Beyond his own business, Bejarano’s biggest concern is that it will be impossible to open replacements for any kind of cultural venue around Austin. This year has seen many arts-related businesses – including I Luv Video’s friendly rival Vulcan Video – take the final blow from coronavirus when they were already surviving in the margins.

Any business that rents is at the mercy of their landlord, which is why Bejarano was in discussions with the property owner to buy the site outright – until he realized that, between the mortgage, property taxes, and operational costs, it would not be economically viable. “It’s going to be a long, hard road for another decade or more.

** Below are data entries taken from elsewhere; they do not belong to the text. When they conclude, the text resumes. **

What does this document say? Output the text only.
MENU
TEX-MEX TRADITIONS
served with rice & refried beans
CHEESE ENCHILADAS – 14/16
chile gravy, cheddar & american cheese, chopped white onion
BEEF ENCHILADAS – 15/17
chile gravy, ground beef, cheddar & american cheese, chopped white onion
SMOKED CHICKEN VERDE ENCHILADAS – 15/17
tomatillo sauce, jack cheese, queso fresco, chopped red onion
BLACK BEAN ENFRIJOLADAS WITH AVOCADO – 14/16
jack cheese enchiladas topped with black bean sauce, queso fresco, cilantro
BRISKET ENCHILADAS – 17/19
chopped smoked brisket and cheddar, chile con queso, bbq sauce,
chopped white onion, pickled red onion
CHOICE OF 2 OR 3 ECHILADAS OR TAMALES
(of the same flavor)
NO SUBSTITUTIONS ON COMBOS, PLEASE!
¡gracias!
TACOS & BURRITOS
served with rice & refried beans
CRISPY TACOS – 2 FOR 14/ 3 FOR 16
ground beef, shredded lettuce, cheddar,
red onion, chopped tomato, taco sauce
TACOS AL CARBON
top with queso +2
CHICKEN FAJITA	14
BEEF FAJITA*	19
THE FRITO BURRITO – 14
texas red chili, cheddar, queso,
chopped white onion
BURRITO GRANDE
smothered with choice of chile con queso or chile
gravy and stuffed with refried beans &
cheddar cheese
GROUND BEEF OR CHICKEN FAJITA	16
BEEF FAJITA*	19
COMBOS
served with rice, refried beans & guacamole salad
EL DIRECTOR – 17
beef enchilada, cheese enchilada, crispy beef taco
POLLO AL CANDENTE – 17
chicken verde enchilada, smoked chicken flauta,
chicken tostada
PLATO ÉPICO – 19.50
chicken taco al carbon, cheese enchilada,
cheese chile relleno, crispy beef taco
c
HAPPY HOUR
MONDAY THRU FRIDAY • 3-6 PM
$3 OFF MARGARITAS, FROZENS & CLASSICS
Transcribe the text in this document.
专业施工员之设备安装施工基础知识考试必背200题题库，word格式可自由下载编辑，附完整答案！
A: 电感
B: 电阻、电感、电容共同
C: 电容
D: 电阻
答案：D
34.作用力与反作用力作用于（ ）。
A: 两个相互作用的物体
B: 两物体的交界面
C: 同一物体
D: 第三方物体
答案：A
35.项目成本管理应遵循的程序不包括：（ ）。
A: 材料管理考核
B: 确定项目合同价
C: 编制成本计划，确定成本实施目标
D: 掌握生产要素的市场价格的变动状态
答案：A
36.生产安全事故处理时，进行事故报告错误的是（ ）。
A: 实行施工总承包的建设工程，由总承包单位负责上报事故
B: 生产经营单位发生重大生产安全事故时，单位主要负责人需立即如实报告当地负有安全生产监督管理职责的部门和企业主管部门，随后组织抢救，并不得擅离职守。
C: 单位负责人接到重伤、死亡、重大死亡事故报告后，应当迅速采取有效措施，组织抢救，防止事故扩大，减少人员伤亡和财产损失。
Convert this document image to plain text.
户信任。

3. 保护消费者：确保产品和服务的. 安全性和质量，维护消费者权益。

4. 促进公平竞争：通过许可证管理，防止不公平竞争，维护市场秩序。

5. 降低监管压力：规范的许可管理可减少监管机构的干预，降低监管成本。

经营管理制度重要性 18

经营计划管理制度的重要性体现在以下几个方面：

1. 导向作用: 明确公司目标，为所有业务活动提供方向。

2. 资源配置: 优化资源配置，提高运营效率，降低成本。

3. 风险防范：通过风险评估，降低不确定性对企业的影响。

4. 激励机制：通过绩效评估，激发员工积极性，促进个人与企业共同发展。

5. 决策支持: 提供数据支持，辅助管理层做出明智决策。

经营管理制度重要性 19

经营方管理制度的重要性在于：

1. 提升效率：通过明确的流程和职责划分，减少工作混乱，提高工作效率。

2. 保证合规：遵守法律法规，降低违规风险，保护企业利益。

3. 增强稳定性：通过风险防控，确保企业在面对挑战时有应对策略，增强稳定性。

Or it may never happen again.” Opening the original I Luv Video only cost him $7,000; Spider House, his bar and venue on Guadalupe, set him back $25,000 in 1995. “You can’t do that now,” he said. “That won’t even cover the deposit.”

That’s why he’s concentrating on making sure Spider House stays afloat: Calling it “the Switzerland of event spaces,” he said its track record as a home for live music, theatre, burlesque, comedy, and film will make it a vital part of the city’s creative ecosystem moving forward. As for the future home of the I Luv Video archive, he said. “Whoever I make a deal with, I want to be able to get free rentals.”

In the meantime, he’s waiting for a final date at which he has to be out, packing the archive, and maintaining some sense of the store by picking out tapes for friends. “When that community 100% goes away,” he said, “it’s going to be intense and tragic.”